Taneja, an investment banker at Fidelity, was part of conversations at the company about start-up ideas. Dash was part of the launch of Tata Group’s consumer initiatives such as Tata Sampann. Their first idea was a branded furniture retail platform. “We realised it needed a lot of capital. Beauty seemed a better bet as it was a much larger market,” says Taneja.
Purplle.com was launched in 2011. The duo got their first seed cheque from Taneja’s seniors at Fidelity. Their third co-founder, Suyash Katyayani, joined in 2012.
Purplle was launched two years before the country’s most popular beauty platform Nykaa.com. Nykaa’s success did put Purplle founders at the edge of their seat but the trio believed they had a unique understanding of consumers in smaller towns. “Manish is from Faridabad, I am from Bhubaneswar and Suyash is from Durg. We know women there are aspirational but don’t have the spending power to afford a Clinique or a M.A.C. We can service that aspiration,” explains Dash. Over 60% of Purplle’s revenue comes from Tier-II/III India.
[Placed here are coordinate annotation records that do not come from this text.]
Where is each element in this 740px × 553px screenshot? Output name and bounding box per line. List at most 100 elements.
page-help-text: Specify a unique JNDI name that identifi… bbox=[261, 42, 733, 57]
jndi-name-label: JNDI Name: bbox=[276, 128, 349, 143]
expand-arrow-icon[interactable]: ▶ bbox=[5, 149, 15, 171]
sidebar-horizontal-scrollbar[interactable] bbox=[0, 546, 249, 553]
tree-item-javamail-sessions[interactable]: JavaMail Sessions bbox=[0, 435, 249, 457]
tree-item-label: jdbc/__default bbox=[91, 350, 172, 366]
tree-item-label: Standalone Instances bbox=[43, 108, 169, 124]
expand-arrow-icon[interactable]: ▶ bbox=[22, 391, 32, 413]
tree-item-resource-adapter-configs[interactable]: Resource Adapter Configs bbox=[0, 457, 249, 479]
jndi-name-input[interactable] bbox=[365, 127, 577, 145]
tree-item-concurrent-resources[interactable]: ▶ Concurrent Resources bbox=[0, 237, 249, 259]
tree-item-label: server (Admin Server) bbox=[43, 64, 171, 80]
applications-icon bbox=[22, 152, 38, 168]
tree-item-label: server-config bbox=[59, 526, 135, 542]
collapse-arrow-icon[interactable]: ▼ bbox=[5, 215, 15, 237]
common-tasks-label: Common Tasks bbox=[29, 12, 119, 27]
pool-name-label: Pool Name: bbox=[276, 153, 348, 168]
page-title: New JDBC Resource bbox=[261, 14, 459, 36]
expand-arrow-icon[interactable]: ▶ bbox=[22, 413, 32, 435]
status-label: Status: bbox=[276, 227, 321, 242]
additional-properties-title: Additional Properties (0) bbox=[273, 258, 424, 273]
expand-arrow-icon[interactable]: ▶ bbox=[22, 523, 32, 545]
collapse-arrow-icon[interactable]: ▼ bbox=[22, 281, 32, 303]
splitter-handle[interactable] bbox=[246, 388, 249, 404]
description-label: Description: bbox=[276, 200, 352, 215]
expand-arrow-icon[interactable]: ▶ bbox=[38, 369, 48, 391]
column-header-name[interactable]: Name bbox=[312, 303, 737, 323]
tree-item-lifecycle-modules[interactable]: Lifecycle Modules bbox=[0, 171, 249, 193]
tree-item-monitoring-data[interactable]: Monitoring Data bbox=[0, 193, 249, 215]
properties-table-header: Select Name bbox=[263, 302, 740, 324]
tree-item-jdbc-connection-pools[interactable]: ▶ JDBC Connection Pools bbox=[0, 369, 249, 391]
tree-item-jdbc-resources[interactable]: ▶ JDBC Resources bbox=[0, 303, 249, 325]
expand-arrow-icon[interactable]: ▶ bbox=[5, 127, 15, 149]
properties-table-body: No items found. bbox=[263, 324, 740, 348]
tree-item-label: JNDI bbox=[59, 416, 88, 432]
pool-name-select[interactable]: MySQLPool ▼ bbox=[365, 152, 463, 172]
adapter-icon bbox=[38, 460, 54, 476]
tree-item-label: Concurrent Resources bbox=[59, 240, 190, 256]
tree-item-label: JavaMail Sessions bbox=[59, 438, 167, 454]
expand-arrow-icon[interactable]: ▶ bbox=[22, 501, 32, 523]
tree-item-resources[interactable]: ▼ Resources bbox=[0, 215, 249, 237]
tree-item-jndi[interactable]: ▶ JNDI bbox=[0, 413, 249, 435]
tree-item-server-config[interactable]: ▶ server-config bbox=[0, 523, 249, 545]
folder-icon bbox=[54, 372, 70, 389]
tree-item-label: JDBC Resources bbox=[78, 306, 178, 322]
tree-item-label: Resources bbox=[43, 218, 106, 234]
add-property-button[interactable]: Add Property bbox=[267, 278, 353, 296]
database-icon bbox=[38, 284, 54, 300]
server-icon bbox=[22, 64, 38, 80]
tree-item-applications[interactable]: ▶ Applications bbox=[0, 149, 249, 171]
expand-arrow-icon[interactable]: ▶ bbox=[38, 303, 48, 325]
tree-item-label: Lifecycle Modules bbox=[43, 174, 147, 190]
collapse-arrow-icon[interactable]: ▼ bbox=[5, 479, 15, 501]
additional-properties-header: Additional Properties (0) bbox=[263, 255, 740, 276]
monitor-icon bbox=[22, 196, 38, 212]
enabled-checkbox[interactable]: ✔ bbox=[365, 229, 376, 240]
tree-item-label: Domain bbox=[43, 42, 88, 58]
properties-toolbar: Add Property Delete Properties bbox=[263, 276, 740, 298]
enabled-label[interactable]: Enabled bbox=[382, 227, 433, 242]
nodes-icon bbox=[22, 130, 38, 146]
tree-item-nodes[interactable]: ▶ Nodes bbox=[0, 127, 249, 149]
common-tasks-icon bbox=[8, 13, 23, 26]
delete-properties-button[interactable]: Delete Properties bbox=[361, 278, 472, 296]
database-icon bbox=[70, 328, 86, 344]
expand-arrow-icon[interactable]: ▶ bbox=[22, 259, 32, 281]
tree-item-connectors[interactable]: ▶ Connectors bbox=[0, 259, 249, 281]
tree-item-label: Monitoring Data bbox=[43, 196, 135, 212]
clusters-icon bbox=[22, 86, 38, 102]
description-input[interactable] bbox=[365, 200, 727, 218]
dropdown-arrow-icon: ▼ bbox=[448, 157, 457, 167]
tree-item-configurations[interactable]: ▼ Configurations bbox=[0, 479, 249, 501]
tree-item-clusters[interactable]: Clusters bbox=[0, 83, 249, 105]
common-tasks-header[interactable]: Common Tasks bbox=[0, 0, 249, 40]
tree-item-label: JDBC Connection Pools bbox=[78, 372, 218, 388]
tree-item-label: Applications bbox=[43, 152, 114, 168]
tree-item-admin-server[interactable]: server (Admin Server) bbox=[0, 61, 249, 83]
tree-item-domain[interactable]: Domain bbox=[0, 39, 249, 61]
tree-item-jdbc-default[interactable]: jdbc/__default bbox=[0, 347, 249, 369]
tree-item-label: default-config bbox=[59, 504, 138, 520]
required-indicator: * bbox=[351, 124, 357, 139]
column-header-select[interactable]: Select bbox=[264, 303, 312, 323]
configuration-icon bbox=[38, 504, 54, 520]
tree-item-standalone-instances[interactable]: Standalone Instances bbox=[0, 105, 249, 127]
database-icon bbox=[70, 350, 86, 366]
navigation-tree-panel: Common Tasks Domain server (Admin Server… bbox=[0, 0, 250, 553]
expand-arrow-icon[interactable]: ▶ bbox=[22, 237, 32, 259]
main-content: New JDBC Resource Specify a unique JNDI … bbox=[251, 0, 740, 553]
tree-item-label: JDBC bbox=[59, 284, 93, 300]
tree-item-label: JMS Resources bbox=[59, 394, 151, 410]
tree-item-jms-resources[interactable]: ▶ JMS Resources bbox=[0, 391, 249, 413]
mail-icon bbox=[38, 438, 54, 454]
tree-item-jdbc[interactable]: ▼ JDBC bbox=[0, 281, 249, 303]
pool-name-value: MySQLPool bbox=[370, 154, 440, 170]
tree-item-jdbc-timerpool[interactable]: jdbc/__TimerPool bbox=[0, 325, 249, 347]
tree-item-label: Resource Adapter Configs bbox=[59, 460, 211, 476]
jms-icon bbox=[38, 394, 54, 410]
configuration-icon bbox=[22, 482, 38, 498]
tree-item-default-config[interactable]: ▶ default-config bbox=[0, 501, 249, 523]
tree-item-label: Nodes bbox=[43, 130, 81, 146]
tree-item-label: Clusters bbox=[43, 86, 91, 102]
While Nykaa has private brands such as Nykaa Naturals, Nykaa Cosmetics, Purplle has a wider array of brands such as Stay Quirky, Good Vibes, NY Bae, Alp Goodness, Carmesi, FACES Canada and Thank You Farmer, made in India by contract manufacturers. Taneja claims these are on a par with leading international brands but cost 20-30% less. These generate 25-30% margins compared to 12-15% from established brands. Private brands contribute 40% to revenue.
Unlike Nykaa, which has set up physical stores, Purplle has stuck to the traditional distributor route. Since 2020, the platform has succeeded in attracting big investments. “Till 2019, we were drip feeding the company with investments of ₹5-10 crore. In 2020, we raised institutional capital of ₹250 crore from the likes of Goldman Sachs and Verlinvest,” says Taneja. Last year, the company raised another $45 million (from Sequoia Capital, Bloom Ventures and JSW Ventures) at a valuation of ₹2,200 crore. The co-founders’ ambition is to build a large omnichannel beauty business of ₹40,000-50,000 crore.